Leitura de autores negros, brincadeiras e jogos afro-brasileiros, filmes com debates e até merenda temática. Essas estratégias procuram garantir uma educação antirracista em algumas escolas brasileiras, tendo em vista que há 20 anos é obrigatório por lei o ensino da história e cultura afro-brasileira e africana em todas elas.
Depois de constatar que 71% das Secretarias Municipais de Educação realizam pouca ou nenhuma ação referente ao ensino de história e cultura afro-brasileira, a pesquisa produzida por Geledés Instituto da Mulher Negra e o Instituto Alana buscou compreender o diferencial e as práticas adotadas por municípios que apontam caminhos inspiradores de cumprimento a leis: Belém (PA), Cabo Frio (RJ), Criciúma (SC), Diadema (SP), Ibitiara (BA) e Londrina (PR).
Em seguida, o portal Lunetas destaca ações “consistentes e perenes” listadas na pesquisa para uma educação antirracista em escolas dessas seis cidades. As iniciativas, em suma, passam por questões de administração pública, orçamento, leis ou decretos locais. A ideia é que escolas de todo o país possam se inspirar e debater com as crianças formas de quebrar, a cada dia, as estruturas racistas – e não apenas durante o Mês da Consciência Negra.
Confira as 9 principais ações desses municípios:
- Aulas com brincadeiras e jogos africanos e afro-brasileiros em várias disciplinas
- Cardápio da merenda preparado com ingredientes ou pratos de influência africana
- Leituras de autores negros, a fim de enfantizar personalidades negras regionais e nacionais
- Produção do “censo da diversidade”, para que a escola reconheça o pertencimento étnico-racial de estudantes e trabalhe temas no bairro ou na cidade
- Atividades artísticas e expositivas para os estudantes explorarem de forma criativa a temática (teatro, dança, música, seminários)
- Formação continuada à toda equipe escolar, para evitar constrangimentos em situações do dia a dia e ter espaço seguro para diálogos
- Exibição de filmes que tratam sobre o tema e debate entre os professores
- Presença de uma “equipe guardiã” da educação antirracista, responsável pelo desenvolvimento e acompanhamento das ações nas escolas
- Priorizar materiais escolares que promovam educação antirracista, como giz de cera com cores de diferentes tons de pele
Desafios para uma educação antirracista
Após 20 anos, o principal impacto do déficit de implementação da Lei 10.639 é o aumento de casos de racismo registrados pelas secretarias de educação, explica Tânia Portella, pesquisadora doutora em Educação e consultora de Geledés. Para ela, fazer a diferença passa por “políticas educacionais que induzam as escolas a executarem a lei”. Também é preciso aproximar as escolas das comunidades e organizações de movimentos negro da região. Isso ajuda a entender o perfil das famílias dos estudantes e do território em que estão inseridos.
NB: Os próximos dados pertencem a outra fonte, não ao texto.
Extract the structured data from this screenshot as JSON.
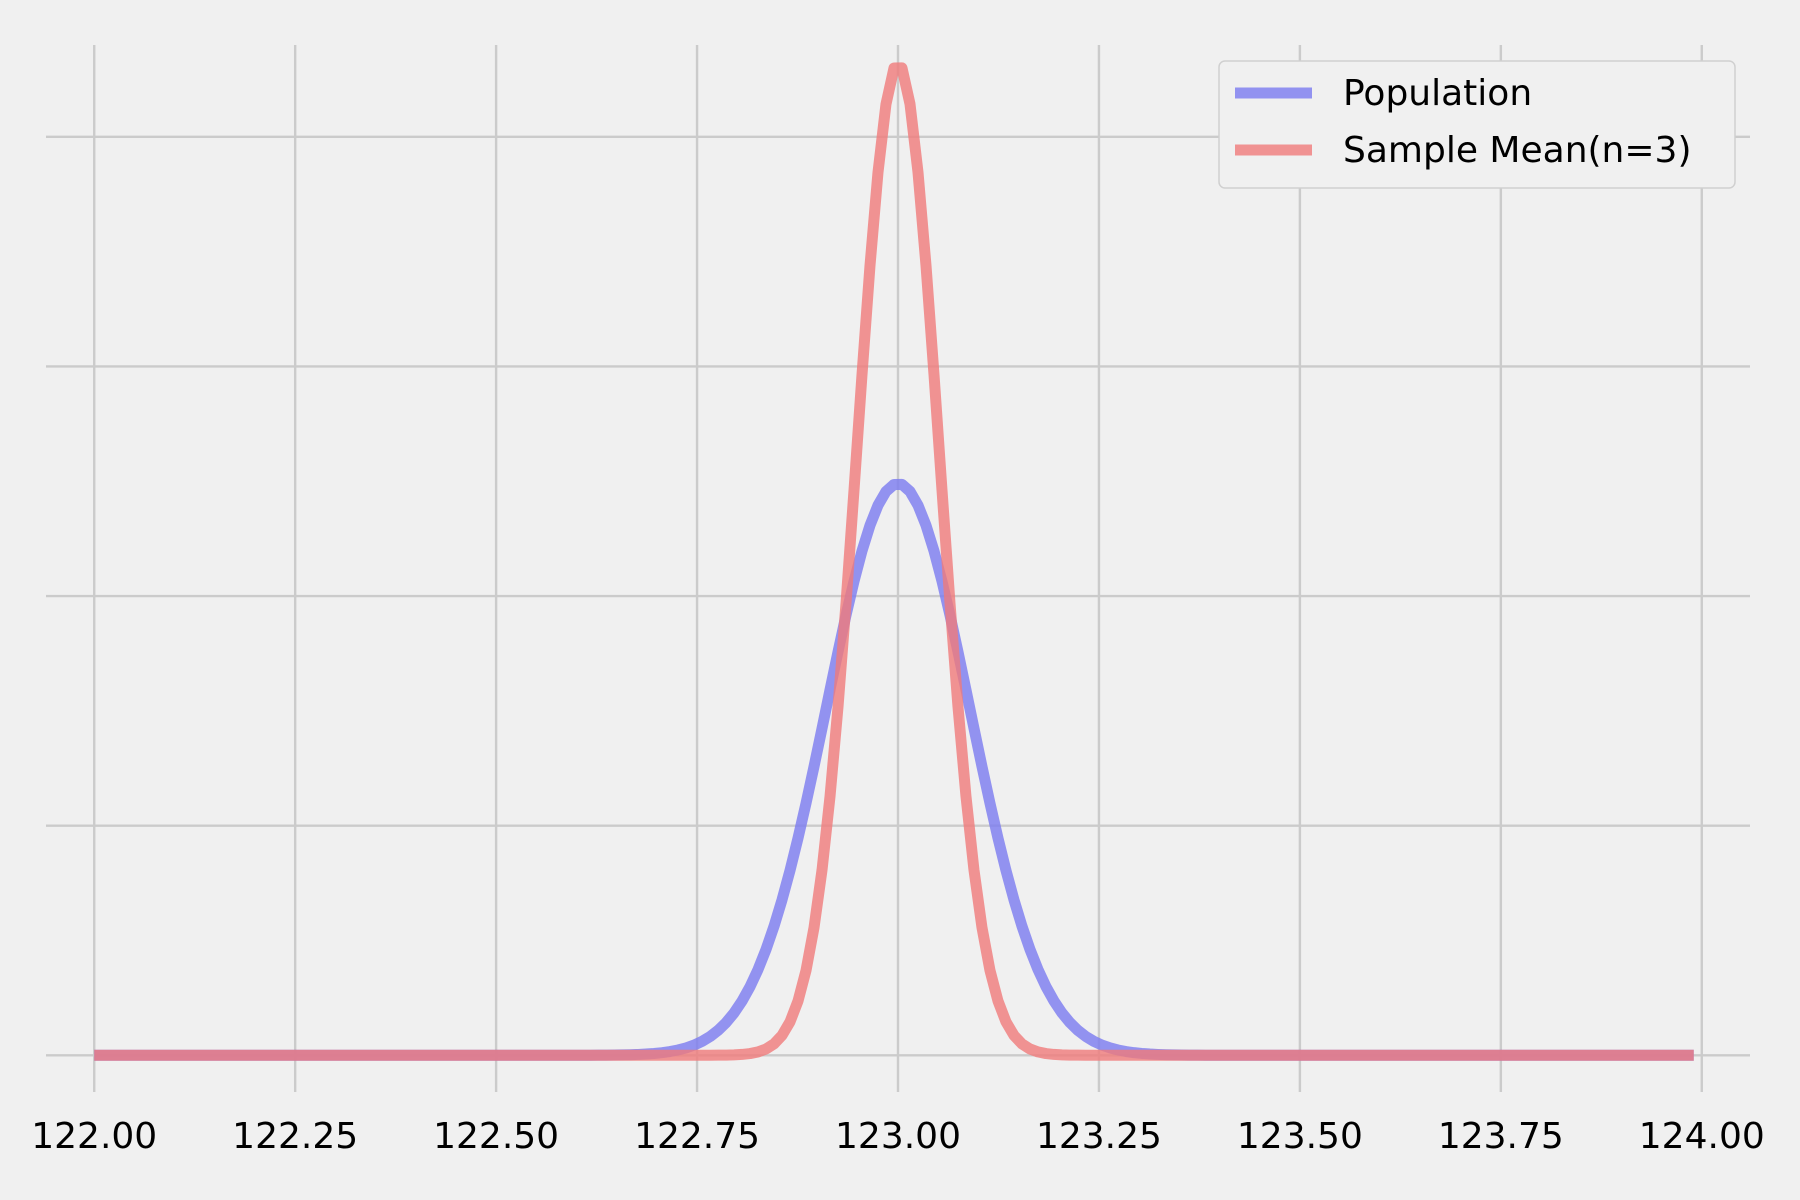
{
  "chart_data": {
    "type": "line",
    "title": "",
    "xlabel": "",
    "ylabel": "",
    "xlim": [
      121.94,
      124.06
    ],
    "ylim": [
      -0.16,
      4.4
    ],
    "x_ticks": [
      122.0,
      122.25,
      122.5,
      122.75,
      123.0,
      123.25,
      123.5,
      123.75,
      124.0
    ],
    "x_tick_labels": [
      "122.00",
      "122.25",
      "122.50",
      "122.75",
      "123.00",
      "123.25",
      "123.50",
      "123.75",
      "124.00"
    ],
    "y_ticks": [
      0,
      1,
      2,
      3,
      4
    ],
    "y_tick_labels": [],
    "grid": true,
    "legend_position": "top-right",
    "x_range": [
      122.0,
      123.99
    ],
    "series": [
      {
        "name": "Population",
        "color": "#7b7bf0",
        "mean": 123.0,
        "sd": 0.0894,
        "peak": 2.49
      },
      {
        "name": "Sample Mean(n=3)",
        "color": "#f07b7b",
        "mean": 123.0,
        "sd": 0.0516,
        "peak": 4.32
      }
    ]
  }
}
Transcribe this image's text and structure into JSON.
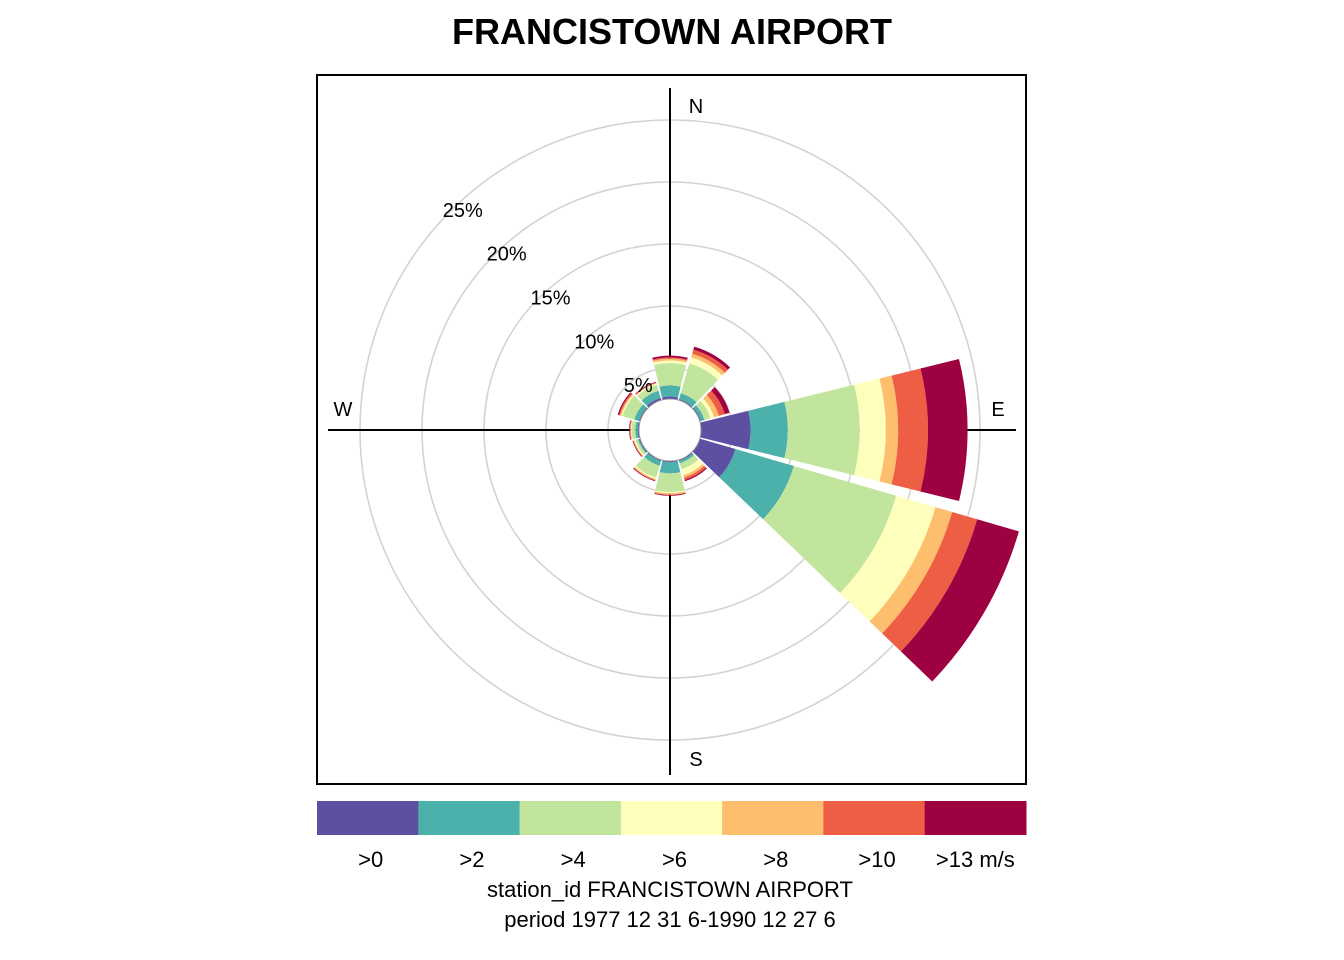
{
  "chart_data": {
    "type": "windrose",
    "title": "FRANCISTOWN AIRPORT",
    "cardinals": [
      "N",
      "E",
      "S",
      "W"
    ],
    "rings": [
      {
        "value": 5,
        "label": "5%"
      },
      {
        "value": 10,
        "label": "10%"
      },
      {
        "value": 15,
        "label": "15%"
      },
      {
        "value": 20,
        "label": "20%"
      },
      {
        "value": 25,
        "label": "25%"
      }
    ],
    "calm_radius": 2.5,
    "sector_width_deg": 30,
    "speed_bins": [
      {
        "label": ">0",
        "color": "#5E4FA2"
      },
      {
        "label": ">2",
        "color": "#4DB1AB"
      },
      {
        "label": ">4",
        "color": "#C2E59E"
      },
      {
        "label": ">6",
        "color": "#FEFEBD"
      },
      {
        "label": ">8",
        "color": "#FDBE6E"
      },
      {
        "label": ">10",
        "color": "#EE5E45"
      },
      {
        "label": ">13 m/s",
        "color": "#9E0142"
      }
    ],
    "sectors": [
      {
        "direction": 0,
        "cumulative": [
          2.7,
          3.6,
          5.4,
          5.6,
          5.75,
          5.85,
          6.0
        ]
      },
      {
        "direction": 30,
        "cumulative": [
          2.6,
          3.1,
          5.6,
          6.1,
          6.4,
          6.75,
          7.0
        ]
      },
      {
        "direction": 60,
        "cumulative": [
          2.6,
          2.9,
          3.4,
          3.7,
          4.1,
          4.6,
          5.0
        ]
      },
      {
        "direction": 90,
        "cumulative": [
          6.5,
          9.5,
          15.3,
          17.4,
          18.4,
          20.8,
          24.0
        ]
      },
      {
        "direction": 120,
        "cumulative": [
          5.5,
          10.4,
          19.0,
          22.3,
          23.7,
          25.8,
          29.3
        ]
      },
      {
        "direction": 150,
        "cumulative": [
          2.6,
          2.8,
          3.3,
          3.8,
          4.0,
          4.2,
          4.3
        ]
      },
      {
        "direction": 180,
        "cumulative": [
          2.6,
          3.5,
          5.0,
          5.1,
          5.2,
          5.25,
          5.3
        ]
      },
      {
        "direction": 210,
        "cumulative": [
          2.6,
          3.0,
          4.0,
          4.1,
          4.2,
          4.25,
          4.3
        ]
      },
      {
        "direction": 240,
        "cumulative": [
          2.6,
          2.7,
          2.9,
          3.0,
          3.05,
          3.1,
          3.15
        ]
      },
      {
        "direction": 270,
        "cumulative": [
          2.6,
          2.8,
          3.1,
          3.15,
          3.2,
          3.25,
          3.3
        ]
      },
      {
        "direction": 300,
        "cumulative": [
          2.6,
          3.0,
          4.0,
          4.1,
          4.2,
          4.3,
          4.4
        ]
      },
      {
        "direction": 330,
        "cumulative": [
          2.7,
          3.3,
          3.8,
          3.9,
          3.95,
          4.0,
          4.05
        ]
      }
    ],
    "caption_lines": [
      "station_id FRANCISTOWN AIRPORT",
      "period 1977 12 31 6-1990 12 27 6"
    ]
  }
}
Beatriz Benedito, analista de políticas públicas do Instituto Alana, aponta outros desafios para garantir o ensino de história e cultura africana e afro-brasileira nas escolas. “Resistência e falta de formação da comunidade escolar, intolerância religiosa, baixo engajamento de professores brancos, ausência de dados qualificados de raça e cor para elaboração de políticas educacionais antirracistas.”
Segundo ela, as escolas não têm equipes responsáveis por essa temática, nem orçamento dedicado à agenda e regulamentação local. O reflexo é, portanto, a “manutenção das estruturas racistas que constituem o país até hoje”. Por isso, defende, “a Lei 10.639 deve ser implementada de forma constante ao longo do ano”.
Por que implementar uma educação antirracista?
De acordo com os dados da pesquisa “Percepções sobre o racismo no Brasil”, do Instituto de Referência Negra Peregum e do Projeto SETA (Sistema de Educação por uma Transformação Antirracista), de 2023, 64% dos brasileiros entre 16 e 24 anos consideram que o racismo começa na escola.
Combater essa realidade passa por valorizar a contribuição da população negra – “além da culinária, dança e religiosidade”, diz Tânia Portella. “A educação antirracista permite que os estudantes conheçam a população negra além da perspectiva da escravidão. Nesse sentido, isso reflete diretamente no entendimento sobre suas identidades e contribuições sociais. O que inclui, por exemplo, a construção de tecnologias, a evolução na medicina, na literatura e na matemática.”
“Isso muda como os alunos negros se vêem e como são vistos. Já os alunos brancos aprendem que não existe uma cultura hegemônica, em que só a herança europeia é validada”, afirma Portella. Para Beatriz Benedito, conhecer e valorizar as contribuições dos povos africanos e afro-brasileiros na formação do Brasil pode finalmente promover consideração e respeito na comunidade escolar. Além disso, fortalece vínculos de amizade entre crianças negras e não negras.